Le traitement de la cirrhose alcoolique du foie consiste à éliminer la cause de la maladie et à retarder l'apparition des complications de la cirrhose.

Le traitement est divisé en mesures non liées à la drogue et à la drogue.

Sans drogue:

  • abandon complet de l'alcool et d'autres facteurs toxiques, exclusion dans l'alimentation des graisses animales;
  • mode demi-lit;
  • avec ascite - limiter le sel et le liquide, avec l'encéphalopathie hépatique - pour réduire l'apport en protéines à 28 g par jour. La teneur en calories de la nourriture devrait être de 40 kcal / kg par jour.

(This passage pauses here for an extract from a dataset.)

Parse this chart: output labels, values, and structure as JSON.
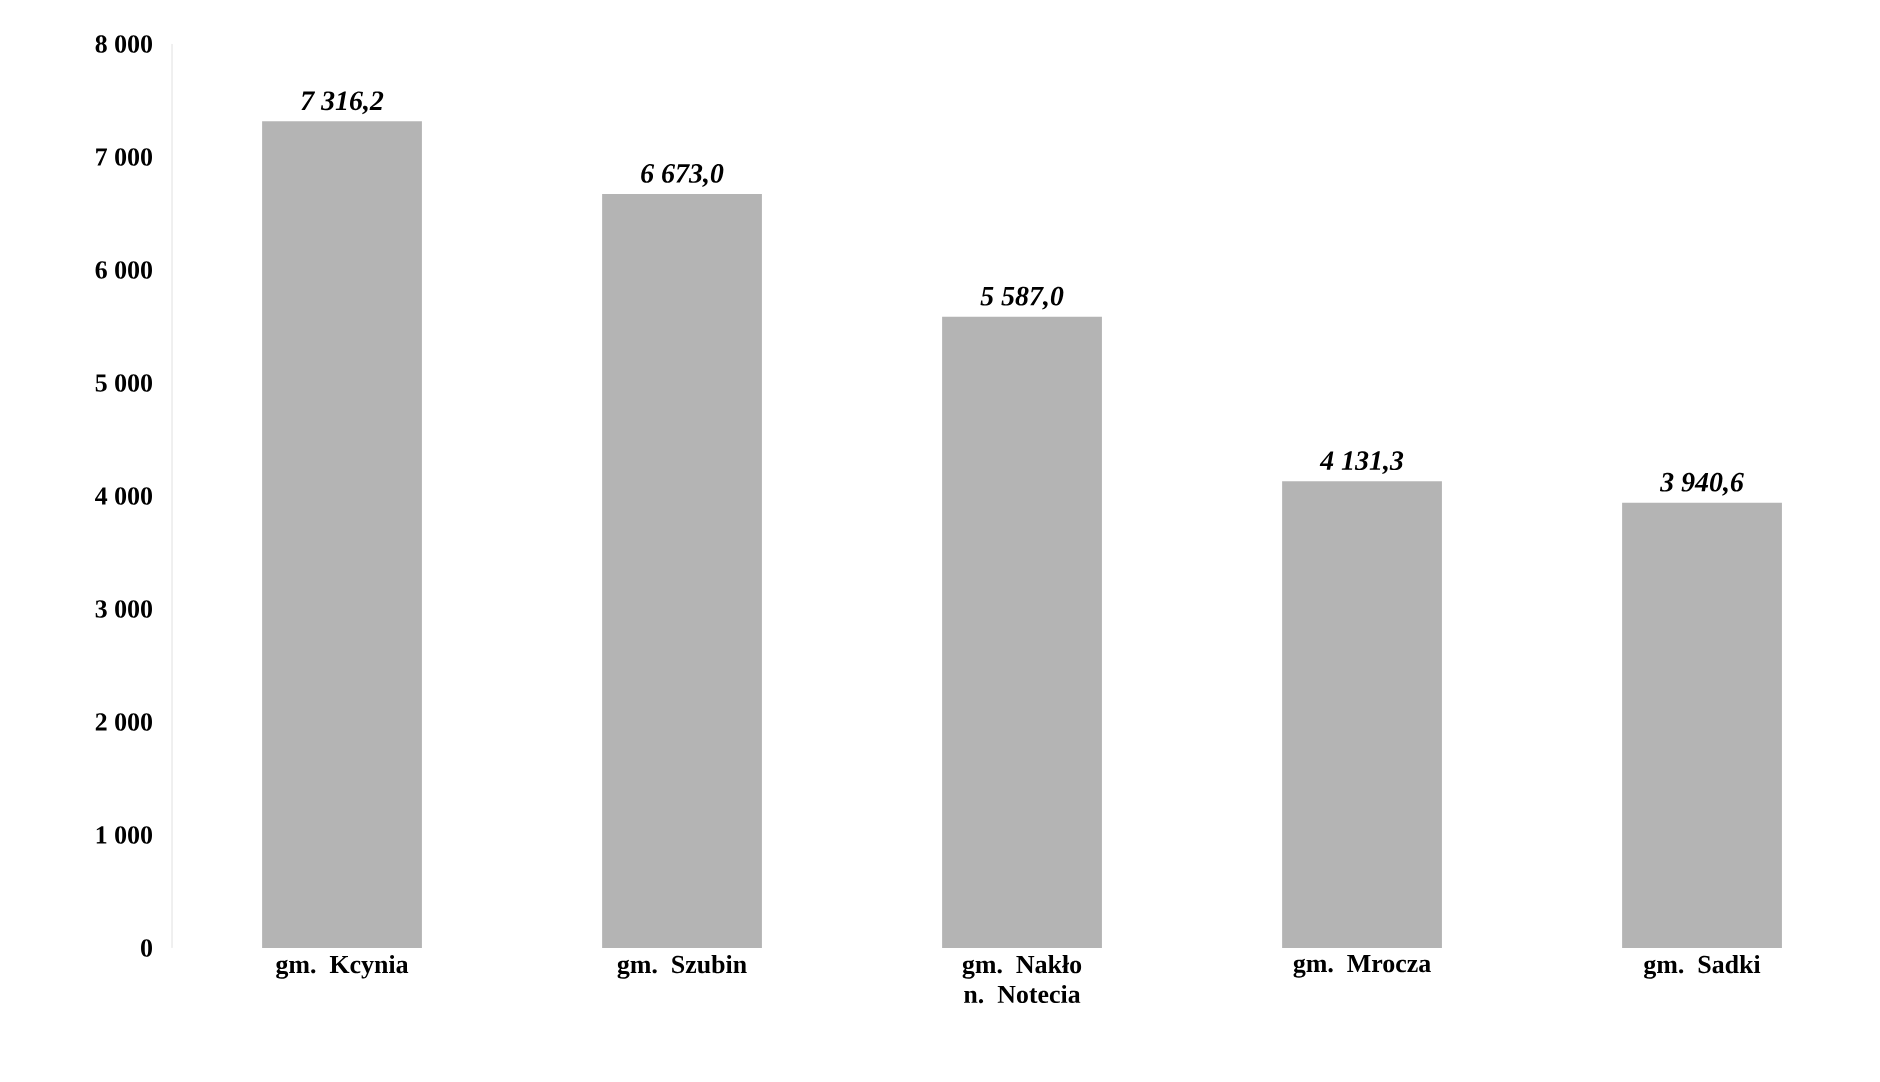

Traitement de la toxicomanie:

Traitement de l'encéphalopathie hépatique:

  • l'aspartate d'ornithine. En cas d'évolution sévère de l'encéphalopathie hépatique, il est prescrit par voie intraveineuse, avec une sévérité modérée, il est administré, après avoir été dissous dans un liquide, par la bouche. Il a la capacité de protéger le foie et peut également arrêter le processus d'encéphalopathie hépatique. Les effets secondaires du médicament sont les suivants: réactions allergiques, vomissements et nausées. Contre-indications: allergie à ce médicament, maladie grave des reins.
  • Il est impératif d'utiliser du lactulose pour nettoyer l'intestin des substances nocives et traiter la constipation. La chaise doit être douce, au moins deux fois par jour. Effets secondaires: douleurs abdominales, flatulences. Contre-indications: allergie à ce médicament, occlusion intestinale, saignement rectal (sauf pour les hémorroïdes), appendicite présumée et autres maladies inflammatoires du tractus gastro-intestinal.

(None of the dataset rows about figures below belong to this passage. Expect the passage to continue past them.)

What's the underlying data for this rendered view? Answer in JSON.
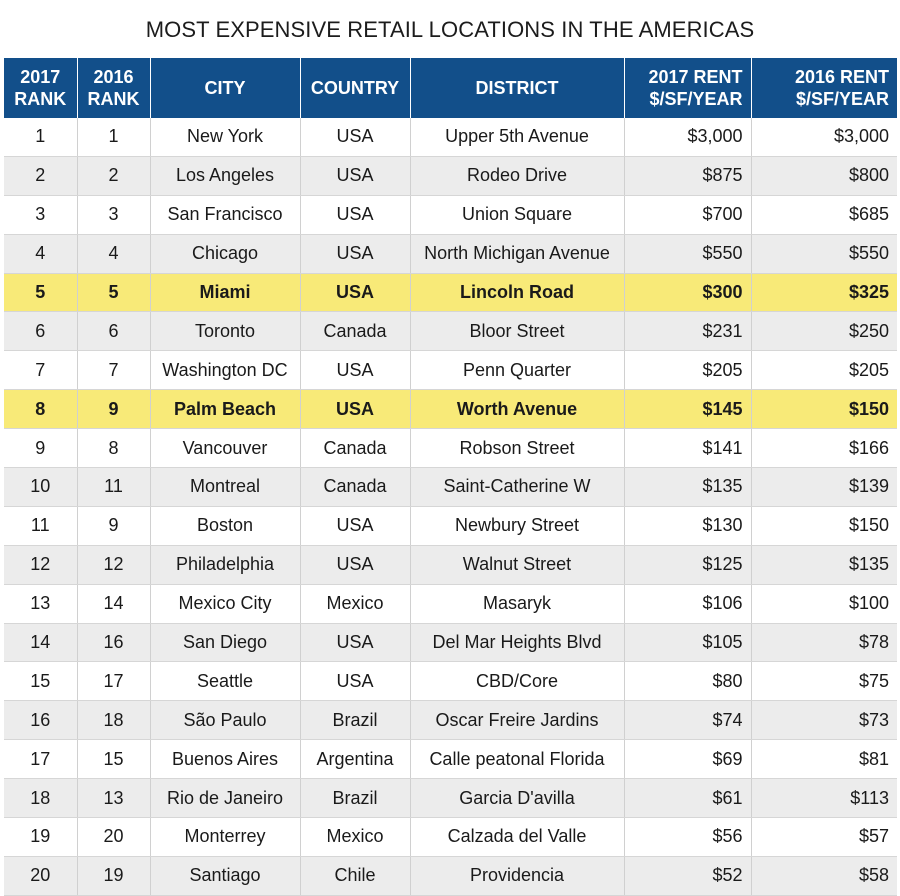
{
  "title": "MOST EXPENSIVE RETAIL LOCATIONS IN THE AMERICAS",
  "columns": [
    "2017 RANK",
    "2016 RANK",
    "CITY",
    "COUNTRY",
    "DISTRICT",
    "2017 RENT $/SF/YEAR",
    "2016 RENT $/SF/YEAR"
  ],
  "highlight_color": "#f8ea78",
  "header_color": "#124f8a",
  "rows": [
    {
      "r2017": "1",
      "r2016": "1",
      "city": "New York",
      "country": "USA",
      "district": "Upper 5th Avenue",
      "rent2017": "$3,000",
      "rent2016": "$3,000",
      "highlighted": false
    },
    {
      "r2017": "2",
      "r2016": "2",
      "city": "Los Angeles",
      "country": "USA",
      "district": "Rodeo Drive",
      "rent2017": "$875",
      "rent2016": "$800",
      "highlighted": false
    },
    {
      "r2017": "3",
      "r2016": "3",
      "city": "San Francisco",
      "country": "USA",
      "district": "Union Square",
      "rent2017": "$700",
      "rent2016": "$685",
      "highlighted": false
    },
    {
      "r2017": "4",
      "r2016": "4",
      "city": "Chicago",
      "country": "USA",
      "district": "North Michigan Avenue",
      "rent2017": "$550",
      "rent2016": "$550",
      "highlighted": false
    },
    {
      "r2017": "5",
      "r2016": "5",
      "city": "Miami",
      "country": "USA",
      "district": "Lincoln Road",
      "rent2017": "$300",
      "rent2016": "$325",
      "highlighted": true
    },
    {
      "r2017": "6",
      "r2016": "6",
      "city": "Toronto",
      "country": "Canada",
      "district": "Bloor Street",
      "rent2017": "$231",
      "rent2016": "$250",
      "highlighted": false
    },
    {
      "r2017": "7",
      "r2016": "7",
      "city": "Washington DC",
      "country": "USA",
      "district": "Penn Quarter",
      "rent2017": "$205",
      "rent2016": "$205",
      "highlighted": false
    },
    {
      "r2017": "8",
      "r2016": "9",
      "city": "Palm Beach",
      "country": "USA",
      "district": "Worth Avenue",
      "rent2017": "$145",
      "rent2016": "$150",
      "highlighted": true
    },
    {
      "r2017": "9",
      "r2016": "8",
      "city": "Vancouver",
      "country": "Canada",
      "district": "Robson Street",
      "rent2017": "$141",
      "rent2016": "$166",
      "highlighted": false
    },
    {
      "r2017": "10",
      "r2016": "11",
      "city": "Montreal",
      "country": "Canada",
      "district": "Saint-Catherine W",
      "rent2017": "$135",
      "rent2016": "$139",
      "highlighted": false
    },
    {
      "r2017": "11",
      "r2016": "9",
      "city": "Boston",
      "country": "USA",
      "district": "Newbury Street",
      "rent2017": "$130",
      "rent2016": "$150",
      "highlighted": false
    },
    {
      "r2017": "12",
      "r2016": "12",
      "city": "Philadelphia",
      "country": "USA",
      "district": "Walnut Street",
      "rent2017": "$125",
      "rent2016": "$135",
      "highlighted": false
    },
    {
      "r2017": "13",
      "r2016": "14",
      "city": "Mexico City",
      "country": "Mexico",
      "district": "Masaryk",
      "rent2017": "$106",
      "rent2016": "$100",
      "highlighted": false
    },
    {
      "r2017": "14",
      "r2016": "16",
      "city": "San Diego",
      "country": "USA",
      "district": "Del Mar Heights Blvd",
      "rent2017": "$105",
      "rent2016": "$78",
      "highlighted": false
    },
    {
      "r2017": "15",
      "r2016": "17",
      "city": "Seattle",
      "country": "USA",
      "district": "CBD/Core",
      "rent2017": "$80",
      "rent2016": "$75",
      "highlighted": false
    },
    {
      "r2017": "16",
      "r2016": "18",
      "city": "São Paulo",
      "country": "Brazil",
      "district": "Oscar Freire Jardins",
      "rent2017": "$74",
      "rent2016": "$73",
      "highlighted": false
    },
    {
      "r2017": "17",
      "r2016": "15",
      "city": "Buenos Aires",
      "country": "Argentina",
      "district": "Calle peatonal Florida",
      "rent2017": "$69",
      "rent2016": "$81",
      "highlighted": false
    },
    {
      "r2017": "18",
      "r2016": "13",
      "city": "Rio de Janeiro",
      "country": "Brazil",
      "district": "Garcia D'avilla",
      "rent2017": "$61",
      "rent2016": "$113",
      "highlighted": false
    },
    {
      "r2017": "19",
      "r2016": "20",
      "city": "Monterrey",
      "country": "Mexico",
      "district": "Calzada del Valle",
      "rent2017": "$56",
      "rent2016": "$57",
      "highlighted": false
    },
    {
      "r2017": "20",
      "r2016": "19",
      "city": "Santiago",
      "country": "Chile",
      "district": "Providencia",
      "rent2017": "$52",
      "rent2016": "$58",
      "highlighted": false
    }
  ]
}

Traitement de l'œdème et de l'ascite:

  • médicaments diurétiques. Le médecin et la dose à lui doivent être choisis par le médecin en tenant compte de la gravité de l'état, de la gravité de l'œdème et de l'état des reins. La quantité d'urine doit être supérieure à la quantité de liquide bue par 300 ml.

Traitement chirurgical:

  1. Avec cirrhose décompensée - greffe de foie. Pour inclure le patient sur la liste d'attente, vous devez vous abstenir de consommer de l'alcool pendant six mois.
  2. Avec le développement de complications - saignement des varices du tractus gastro-intestinal supérieur - suture des vaisseaux saignants par endoscopie.

Pronostic: avec un ADC, l’espérance de vie n’est pas supérieure à 2 ans chez 85% des patients.